We also find that the court properly denied the defendant’s motion for severance of the counts in the indictment related to separate burglaries. On October 3, 1986, the parties stipulated that the defendant had until November 7, 1986, to move for a severance. The severance motion was not made by the date to which the parties had stipulated and which date the court had approved. Since there were no further extensions of time to file motions, the motion to sever made after the stipulated date was untimely (see, CPL 255.20 [1]; 255.10 [1] [g]).

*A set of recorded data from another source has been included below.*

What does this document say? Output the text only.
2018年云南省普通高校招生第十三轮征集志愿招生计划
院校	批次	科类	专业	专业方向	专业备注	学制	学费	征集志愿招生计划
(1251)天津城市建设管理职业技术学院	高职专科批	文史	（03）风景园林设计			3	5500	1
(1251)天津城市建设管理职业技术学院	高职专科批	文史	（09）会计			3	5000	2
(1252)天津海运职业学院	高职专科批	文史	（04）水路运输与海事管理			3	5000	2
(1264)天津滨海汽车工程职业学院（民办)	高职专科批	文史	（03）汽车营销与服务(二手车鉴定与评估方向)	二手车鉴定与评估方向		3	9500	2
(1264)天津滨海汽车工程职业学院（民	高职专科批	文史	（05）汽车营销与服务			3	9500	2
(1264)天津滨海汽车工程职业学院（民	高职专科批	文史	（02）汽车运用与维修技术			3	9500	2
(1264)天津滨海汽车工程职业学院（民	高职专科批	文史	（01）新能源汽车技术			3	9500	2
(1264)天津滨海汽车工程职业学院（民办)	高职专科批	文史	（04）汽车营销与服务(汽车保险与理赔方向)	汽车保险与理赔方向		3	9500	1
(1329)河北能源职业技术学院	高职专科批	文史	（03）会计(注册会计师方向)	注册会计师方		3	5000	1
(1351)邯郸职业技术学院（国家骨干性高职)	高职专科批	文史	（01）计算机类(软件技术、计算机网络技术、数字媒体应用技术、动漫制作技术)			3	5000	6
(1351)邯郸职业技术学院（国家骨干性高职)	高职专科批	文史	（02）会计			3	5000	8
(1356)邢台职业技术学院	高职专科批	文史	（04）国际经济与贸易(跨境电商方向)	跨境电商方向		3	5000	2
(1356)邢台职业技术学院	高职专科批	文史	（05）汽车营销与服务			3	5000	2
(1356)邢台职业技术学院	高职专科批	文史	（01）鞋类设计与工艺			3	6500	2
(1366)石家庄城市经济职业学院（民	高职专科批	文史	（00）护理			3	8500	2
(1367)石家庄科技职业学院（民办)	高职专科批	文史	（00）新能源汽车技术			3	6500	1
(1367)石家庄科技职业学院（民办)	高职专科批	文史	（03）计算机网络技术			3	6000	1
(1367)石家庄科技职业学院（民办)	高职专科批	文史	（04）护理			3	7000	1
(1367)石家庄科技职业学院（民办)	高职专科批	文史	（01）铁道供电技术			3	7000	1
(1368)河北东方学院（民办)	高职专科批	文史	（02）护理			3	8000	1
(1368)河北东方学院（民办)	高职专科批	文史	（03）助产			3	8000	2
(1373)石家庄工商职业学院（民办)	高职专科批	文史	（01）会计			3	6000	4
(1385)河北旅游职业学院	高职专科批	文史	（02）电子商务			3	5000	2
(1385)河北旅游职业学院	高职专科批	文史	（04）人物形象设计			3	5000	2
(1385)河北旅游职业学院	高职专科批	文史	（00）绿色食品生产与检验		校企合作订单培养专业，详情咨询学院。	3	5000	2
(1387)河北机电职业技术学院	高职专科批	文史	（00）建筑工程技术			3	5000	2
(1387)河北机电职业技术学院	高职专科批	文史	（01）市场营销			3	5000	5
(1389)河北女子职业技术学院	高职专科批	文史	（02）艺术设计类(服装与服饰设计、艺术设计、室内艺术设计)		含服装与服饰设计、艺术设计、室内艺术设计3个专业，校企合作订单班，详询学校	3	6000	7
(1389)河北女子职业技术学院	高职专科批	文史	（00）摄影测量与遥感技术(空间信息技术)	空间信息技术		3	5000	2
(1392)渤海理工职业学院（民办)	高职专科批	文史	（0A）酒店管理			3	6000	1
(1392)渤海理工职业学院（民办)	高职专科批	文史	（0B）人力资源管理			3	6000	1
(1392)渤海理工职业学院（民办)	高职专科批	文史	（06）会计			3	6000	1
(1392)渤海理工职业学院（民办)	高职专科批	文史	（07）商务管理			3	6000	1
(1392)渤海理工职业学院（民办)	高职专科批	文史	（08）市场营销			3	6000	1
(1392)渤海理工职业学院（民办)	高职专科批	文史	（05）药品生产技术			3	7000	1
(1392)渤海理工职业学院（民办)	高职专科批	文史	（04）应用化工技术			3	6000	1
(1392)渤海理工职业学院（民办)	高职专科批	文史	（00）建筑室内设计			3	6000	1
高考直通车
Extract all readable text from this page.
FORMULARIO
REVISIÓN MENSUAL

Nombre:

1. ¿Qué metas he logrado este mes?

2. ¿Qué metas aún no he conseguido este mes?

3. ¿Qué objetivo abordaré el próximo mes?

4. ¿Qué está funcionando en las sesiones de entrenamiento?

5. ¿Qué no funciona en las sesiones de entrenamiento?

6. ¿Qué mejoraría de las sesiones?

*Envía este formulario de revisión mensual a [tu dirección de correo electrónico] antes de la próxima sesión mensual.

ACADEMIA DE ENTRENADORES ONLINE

Furthermore, the defendant failed to show good cause for the delay in making the application (see, CPL 255.20 [3]; People v Johnson, 161 AD2d 732; People v Rogers, 156 AD2d 598, 600; People v Kehn, 109 AD2d 912, 914).
The defendant also contends that the People failed to prove his guilt of the Bennett burglary beyond a reasonable doubt. *191However, viewing the evidence in the light most favorable to the prosecution (see, People v Contes, 60 NY2d 620), we find that it was legally sufficient to establish the defendant’s guilt beyond a reasonable doubt. Although the evidence against the defendant was wholly circumstantial, the facts from which the inference of the defendant’s guilt was drawn are inconsistent with his innocence and exclude to a moral certainty every reasonable hypothesis but guilt (see, People v Benzinger, 36 NY2d 29, 32; People v Cleague, 22 NY2d 363, 365-366; People v Letieri, 154 AD2d 622).
We have reviewed the defendant’s remaining contentions and find them to be unpreserved for appellate review and, in any event, without merit. Thompson, J. P., Kunzeman, Sullivan and Harwood, JJ., concur.